Sunday, August 14, 2011

KELEMBAGAAN DAN PERANSERTA MASYARAKAT DALAM PENGELOLAAN HUTAN

KELEMBAGAAN DAN PERANSERTA MASYARAKAT DALAM PENGELOLAAN HUTAN; Analisis terhadap PP No. 6 tahun 2007
Rikardo Simarmata
Institut Hukum Sumberdaya Alam (IHSA)
Jakarta, 2007
ISBN 978-979-96770-1-3
162 halaman

Dalam buku ini penulis menganalisis PP No. 6 tahun 2007 tentang Tata Hutan dan Perencanaan Hutan serta Pemanfaatan Hutan. PP No. 6 tahun 2007 yang dimaksudkan untuk mendorong iklim investasi dan meningkatkan keamanan hutan, berisikan tentang; (1) Kesatuan Pengelolaan Hutan/KPH (2) Tata Hutan dan Penyusunan Rencana Pengelolaan Hutan (3) Pemanfaatan Hutan (4) Hutan Hak (6) Industri Primer Hasil Hutan (7) Peredaran dan Pemasaran Hasil Hutan (8) Pembinaan dan Pengendalian (9) Sanksi Administratif terhadap Pemegang Ijin Usaha Pemanfaatan Hasil Hutan dan Ijin Usaha Industri Primer Hasil Hutan (10) Peralihan.

Beberapa poin analisis terhadap PP tersebut adalah:
1. Kelembagaan KPH sudah mengarah pada paradigma forest ecosystem management, namun pelibatan masyarakat dalam kelembagaan KPH masih sangat terbatas.
2. Perhatian terhadap masyarakat setempat dalam PP ini cukup banyak seperti dalam proses penyusunan rencana pengelolaan hutan maupun tahapan pemanfaatan hutan. Namun perhatian terhadap masyarakat terkesan masih setengah hati karena yang diberikan ke masyarakat “hanya” Ijin Pemungutan Hasil Hutan. Mengapa masyarakat tidak diberi ijin yang lebih luas/kokoh? Hal ini menunjukkan semangat “pemberdayaan ekonomi masyarakat setempat” dalam PP ini masih lemah.
3. Skema pemberdayaan masyarakat (Hutan Desa, Hutan Kemasyarakatan, Kemitraan) cenderung terkendala soal: (a) lokasi yang belum dibebani hak yang susah dicari khususnya di areal hutan produksi, (b) proses pemberian ijin yang berbelit dan double karena pemegang ijin HKm harus memiliki Ijin Pemanfaatan Hasil Hutan (3) perhatian dan komitmen Pemda untuk pendampingan dalam program pemberdayaan masyarakat masih rendah.
4. Program pemberdayaan masyarakat melalui skema diatas, perlu diwaspadai supaya tidak menjadi alat legitimasi untuk melemahkan posisi masyarakat dalam pengelolaan hutan.
5. PP 6 tahun 2007 ini berpotensi mengalami overlap dengan UU Sumberdaya Air khususnya terkait izin hak guna air atau hak guna air yang berada dalam kawasan hutan.

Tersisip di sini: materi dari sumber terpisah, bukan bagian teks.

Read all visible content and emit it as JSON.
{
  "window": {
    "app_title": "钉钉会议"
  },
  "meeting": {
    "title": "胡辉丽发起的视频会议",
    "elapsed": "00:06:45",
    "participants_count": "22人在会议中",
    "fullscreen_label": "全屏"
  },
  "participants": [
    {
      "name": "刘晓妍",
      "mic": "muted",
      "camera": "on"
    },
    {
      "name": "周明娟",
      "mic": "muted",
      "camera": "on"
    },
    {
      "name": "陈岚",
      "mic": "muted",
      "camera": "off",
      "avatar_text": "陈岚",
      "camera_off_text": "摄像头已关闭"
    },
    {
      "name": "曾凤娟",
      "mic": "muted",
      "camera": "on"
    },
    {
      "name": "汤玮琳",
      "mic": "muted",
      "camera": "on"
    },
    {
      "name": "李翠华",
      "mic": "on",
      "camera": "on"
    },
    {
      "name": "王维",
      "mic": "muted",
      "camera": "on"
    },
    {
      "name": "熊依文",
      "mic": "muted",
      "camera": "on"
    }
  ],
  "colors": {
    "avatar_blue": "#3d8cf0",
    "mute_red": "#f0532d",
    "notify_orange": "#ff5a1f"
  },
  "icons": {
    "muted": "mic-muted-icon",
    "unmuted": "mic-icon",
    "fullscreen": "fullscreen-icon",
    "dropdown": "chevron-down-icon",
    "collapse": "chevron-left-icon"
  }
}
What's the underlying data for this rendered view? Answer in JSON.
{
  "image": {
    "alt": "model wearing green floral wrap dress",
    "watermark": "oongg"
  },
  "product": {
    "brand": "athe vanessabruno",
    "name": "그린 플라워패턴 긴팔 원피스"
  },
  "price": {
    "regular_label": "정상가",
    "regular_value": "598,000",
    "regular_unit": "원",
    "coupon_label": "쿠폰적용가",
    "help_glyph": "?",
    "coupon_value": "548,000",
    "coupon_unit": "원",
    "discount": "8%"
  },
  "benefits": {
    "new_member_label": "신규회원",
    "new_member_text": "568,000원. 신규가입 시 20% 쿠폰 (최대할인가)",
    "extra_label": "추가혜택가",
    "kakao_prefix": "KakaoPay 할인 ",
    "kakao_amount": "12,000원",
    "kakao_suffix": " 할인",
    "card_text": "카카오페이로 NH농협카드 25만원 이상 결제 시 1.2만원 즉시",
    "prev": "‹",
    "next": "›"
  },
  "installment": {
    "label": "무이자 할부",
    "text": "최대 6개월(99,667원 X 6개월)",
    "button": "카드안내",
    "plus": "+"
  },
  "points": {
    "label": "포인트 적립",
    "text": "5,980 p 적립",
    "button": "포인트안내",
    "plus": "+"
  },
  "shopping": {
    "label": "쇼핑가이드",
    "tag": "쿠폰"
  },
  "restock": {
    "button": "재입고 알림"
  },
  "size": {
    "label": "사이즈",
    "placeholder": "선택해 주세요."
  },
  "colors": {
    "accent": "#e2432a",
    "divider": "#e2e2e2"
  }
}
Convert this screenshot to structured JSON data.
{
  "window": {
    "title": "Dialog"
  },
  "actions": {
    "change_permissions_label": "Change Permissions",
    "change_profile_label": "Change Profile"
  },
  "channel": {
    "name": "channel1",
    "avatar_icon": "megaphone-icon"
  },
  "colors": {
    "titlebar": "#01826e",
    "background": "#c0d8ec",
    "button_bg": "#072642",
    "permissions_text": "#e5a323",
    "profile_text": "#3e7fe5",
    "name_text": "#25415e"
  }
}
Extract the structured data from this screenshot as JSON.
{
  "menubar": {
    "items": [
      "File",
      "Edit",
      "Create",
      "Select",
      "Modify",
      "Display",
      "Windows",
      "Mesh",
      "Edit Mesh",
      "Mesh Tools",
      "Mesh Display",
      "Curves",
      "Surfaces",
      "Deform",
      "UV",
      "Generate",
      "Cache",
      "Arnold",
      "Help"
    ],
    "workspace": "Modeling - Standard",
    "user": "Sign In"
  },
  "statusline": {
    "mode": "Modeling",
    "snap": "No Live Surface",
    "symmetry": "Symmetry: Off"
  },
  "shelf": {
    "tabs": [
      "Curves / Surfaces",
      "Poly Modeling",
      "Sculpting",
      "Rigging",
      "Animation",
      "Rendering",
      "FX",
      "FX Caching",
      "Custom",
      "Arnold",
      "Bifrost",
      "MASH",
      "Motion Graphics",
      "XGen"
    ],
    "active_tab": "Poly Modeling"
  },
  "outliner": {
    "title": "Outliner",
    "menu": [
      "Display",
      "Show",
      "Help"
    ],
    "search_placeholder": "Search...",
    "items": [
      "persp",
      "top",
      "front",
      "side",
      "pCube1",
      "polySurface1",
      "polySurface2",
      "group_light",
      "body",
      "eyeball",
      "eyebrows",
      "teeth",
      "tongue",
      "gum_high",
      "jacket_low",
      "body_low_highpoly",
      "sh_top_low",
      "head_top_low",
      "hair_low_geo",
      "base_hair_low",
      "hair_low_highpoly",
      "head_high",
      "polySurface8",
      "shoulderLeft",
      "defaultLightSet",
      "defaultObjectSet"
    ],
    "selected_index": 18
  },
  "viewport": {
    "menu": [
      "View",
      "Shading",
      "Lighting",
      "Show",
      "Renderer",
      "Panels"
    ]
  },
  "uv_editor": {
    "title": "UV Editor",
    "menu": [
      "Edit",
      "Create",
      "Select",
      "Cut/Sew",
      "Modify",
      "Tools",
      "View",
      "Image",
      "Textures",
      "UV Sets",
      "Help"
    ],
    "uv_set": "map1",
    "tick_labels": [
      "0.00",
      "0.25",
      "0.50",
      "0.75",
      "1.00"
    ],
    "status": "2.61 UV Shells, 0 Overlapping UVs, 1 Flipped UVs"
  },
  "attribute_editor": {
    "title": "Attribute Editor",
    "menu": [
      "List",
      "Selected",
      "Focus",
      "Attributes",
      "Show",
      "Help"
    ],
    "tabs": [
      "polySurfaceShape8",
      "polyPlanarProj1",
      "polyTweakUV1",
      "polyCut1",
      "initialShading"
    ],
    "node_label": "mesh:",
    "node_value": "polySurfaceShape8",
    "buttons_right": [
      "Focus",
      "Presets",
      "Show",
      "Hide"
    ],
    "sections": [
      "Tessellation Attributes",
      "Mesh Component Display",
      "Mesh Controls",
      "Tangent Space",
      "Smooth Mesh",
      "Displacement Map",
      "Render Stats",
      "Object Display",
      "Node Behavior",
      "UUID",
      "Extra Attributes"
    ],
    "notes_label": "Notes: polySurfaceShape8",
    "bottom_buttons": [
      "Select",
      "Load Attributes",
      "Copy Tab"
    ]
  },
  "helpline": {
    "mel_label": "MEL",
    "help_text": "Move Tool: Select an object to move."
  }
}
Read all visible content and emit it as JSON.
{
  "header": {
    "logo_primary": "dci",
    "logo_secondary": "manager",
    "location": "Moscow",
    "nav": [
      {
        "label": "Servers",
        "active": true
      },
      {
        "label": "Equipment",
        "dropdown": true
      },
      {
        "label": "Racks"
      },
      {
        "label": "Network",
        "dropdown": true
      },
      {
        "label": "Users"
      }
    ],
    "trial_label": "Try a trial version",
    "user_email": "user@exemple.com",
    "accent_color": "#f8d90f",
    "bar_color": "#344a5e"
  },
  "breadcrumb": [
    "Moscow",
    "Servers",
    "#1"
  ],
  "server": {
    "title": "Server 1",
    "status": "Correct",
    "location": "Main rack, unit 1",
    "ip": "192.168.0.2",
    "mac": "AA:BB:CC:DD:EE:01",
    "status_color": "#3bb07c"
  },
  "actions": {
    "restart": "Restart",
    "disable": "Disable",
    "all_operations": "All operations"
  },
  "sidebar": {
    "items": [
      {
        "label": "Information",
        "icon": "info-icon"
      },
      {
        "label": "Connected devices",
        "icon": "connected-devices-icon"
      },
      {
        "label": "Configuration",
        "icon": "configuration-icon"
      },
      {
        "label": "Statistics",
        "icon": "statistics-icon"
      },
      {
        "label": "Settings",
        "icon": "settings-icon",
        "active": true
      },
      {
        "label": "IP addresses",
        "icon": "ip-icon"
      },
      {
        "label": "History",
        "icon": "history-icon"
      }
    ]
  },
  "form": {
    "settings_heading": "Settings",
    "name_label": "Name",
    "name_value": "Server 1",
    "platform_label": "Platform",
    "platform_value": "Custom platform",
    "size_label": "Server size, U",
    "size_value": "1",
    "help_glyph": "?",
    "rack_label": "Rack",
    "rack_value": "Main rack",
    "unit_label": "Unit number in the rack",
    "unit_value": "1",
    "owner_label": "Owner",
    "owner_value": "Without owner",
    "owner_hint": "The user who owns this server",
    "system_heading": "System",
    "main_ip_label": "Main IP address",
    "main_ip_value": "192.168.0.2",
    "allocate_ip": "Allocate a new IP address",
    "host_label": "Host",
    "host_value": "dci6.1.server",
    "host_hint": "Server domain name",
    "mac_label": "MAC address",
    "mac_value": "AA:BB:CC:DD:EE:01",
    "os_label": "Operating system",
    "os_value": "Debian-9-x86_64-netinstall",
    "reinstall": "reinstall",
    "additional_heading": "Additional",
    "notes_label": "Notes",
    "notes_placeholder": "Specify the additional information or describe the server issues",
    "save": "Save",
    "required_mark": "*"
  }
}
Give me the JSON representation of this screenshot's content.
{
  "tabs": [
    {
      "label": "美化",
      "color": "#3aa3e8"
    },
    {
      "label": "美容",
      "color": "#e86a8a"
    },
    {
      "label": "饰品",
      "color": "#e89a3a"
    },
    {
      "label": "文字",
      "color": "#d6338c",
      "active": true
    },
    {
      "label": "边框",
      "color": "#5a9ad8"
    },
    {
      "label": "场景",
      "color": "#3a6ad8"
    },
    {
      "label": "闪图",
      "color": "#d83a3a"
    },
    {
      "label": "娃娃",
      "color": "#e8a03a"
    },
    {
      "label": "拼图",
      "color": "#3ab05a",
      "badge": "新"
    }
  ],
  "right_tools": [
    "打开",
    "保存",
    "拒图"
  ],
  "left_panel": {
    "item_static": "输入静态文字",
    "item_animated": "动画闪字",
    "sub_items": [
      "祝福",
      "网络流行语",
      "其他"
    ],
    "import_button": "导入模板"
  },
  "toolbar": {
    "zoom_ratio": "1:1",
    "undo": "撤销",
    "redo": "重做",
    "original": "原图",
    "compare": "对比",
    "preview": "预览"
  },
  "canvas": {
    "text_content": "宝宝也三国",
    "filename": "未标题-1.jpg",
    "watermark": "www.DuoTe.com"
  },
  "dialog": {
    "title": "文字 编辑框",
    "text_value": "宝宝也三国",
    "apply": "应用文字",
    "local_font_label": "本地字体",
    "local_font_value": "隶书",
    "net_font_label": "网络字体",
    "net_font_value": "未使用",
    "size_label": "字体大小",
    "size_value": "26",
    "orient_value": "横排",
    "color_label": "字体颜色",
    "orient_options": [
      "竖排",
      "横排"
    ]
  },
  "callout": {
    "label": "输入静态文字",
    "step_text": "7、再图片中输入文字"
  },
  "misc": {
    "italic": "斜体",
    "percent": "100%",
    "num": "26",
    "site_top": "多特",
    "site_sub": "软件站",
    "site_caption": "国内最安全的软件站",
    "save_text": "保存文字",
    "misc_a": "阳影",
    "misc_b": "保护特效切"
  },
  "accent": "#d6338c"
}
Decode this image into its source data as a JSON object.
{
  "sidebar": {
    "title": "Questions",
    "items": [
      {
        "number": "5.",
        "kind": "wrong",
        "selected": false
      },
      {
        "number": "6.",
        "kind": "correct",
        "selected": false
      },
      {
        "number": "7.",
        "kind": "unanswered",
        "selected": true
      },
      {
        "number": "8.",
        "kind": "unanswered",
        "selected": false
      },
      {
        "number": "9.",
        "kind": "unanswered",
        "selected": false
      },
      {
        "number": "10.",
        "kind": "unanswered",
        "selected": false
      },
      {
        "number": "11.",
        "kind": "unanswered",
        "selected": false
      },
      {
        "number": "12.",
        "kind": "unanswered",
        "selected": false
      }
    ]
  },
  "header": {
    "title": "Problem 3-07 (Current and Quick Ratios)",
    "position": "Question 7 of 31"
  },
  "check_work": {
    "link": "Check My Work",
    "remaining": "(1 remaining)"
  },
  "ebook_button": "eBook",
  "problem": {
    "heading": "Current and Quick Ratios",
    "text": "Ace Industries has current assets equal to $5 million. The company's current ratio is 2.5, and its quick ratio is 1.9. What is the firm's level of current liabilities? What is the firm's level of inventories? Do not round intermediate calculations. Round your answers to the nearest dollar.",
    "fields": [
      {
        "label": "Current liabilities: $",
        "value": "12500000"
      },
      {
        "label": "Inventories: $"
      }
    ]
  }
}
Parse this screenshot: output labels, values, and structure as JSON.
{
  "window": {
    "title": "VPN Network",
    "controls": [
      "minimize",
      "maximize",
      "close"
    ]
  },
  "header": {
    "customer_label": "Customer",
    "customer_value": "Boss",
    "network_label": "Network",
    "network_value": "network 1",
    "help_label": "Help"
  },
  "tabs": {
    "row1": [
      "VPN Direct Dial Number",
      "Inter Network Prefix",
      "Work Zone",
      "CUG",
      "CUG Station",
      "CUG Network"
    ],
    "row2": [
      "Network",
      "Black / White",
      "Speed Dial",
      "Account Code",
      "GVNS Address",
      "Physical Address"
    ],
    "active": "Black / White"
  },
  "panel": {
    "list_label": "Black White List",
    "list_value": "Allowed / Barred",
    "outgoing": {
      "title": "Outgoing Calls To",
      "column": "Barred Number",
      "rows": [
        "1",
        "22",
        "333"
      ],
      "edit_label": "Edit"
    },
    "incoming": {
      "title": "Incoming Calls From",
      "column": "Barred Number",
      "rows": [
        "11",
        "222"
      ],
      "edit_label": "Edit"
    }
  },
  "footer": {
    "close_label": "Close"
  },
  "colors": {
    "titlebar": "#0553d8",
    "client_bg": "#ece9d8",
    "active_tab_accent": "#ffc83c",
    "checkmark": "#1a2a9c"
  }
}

Beberapa rekomendasi dari penulis adalah:
1. Perlu pemunculan kembali penghormatan dan pemberian perhatian kepada masyarakat hukum adat dan masyarakat setempat dalam peraturan pelaksanaan dan implementasinya (termasuk dalam pengembangan kelembagaan KPH)
2. Percepatan pengembangan program pemberdayaan masyarakat dengan langkah kongkrit .
3. Pemberian ijin kepada masyarakat dalam rangka pemungutan hasil hutan harus diberikan dalam skema perlakuan khusus yang mudah, terjangkau, dan tidak berbelit-belit.
4. Lembaga KPH yang dibentuk harus mampu mempercepat proses aksi pemberdayaan masyarakat.
5. Perlu ada keseriusan penegakan hukum.

Secara umum buku ini mudah dipahami karena penulis juga menyajikan analisis dalam bentuk tabel sederhana. Hal yang sedikit mengganggu adalah pada bab-bab awal terkesan ada pengulangan-pengulangan kalimat.

Buku ini ditulis pada tahun 2007, sampai saat ini beberapa analisis masih cukup relevan khususnya aspek pemberdayaan masyarakat. Meski demikian dengan dikeluarkannya beberapa peraturan pelaksanaan khususnya terkait KPH pada beberapa tahun terakhir ini, telah mampu memperjelas beberapa pertanyaan kritis dari penulis tentang kelembagaan KPH.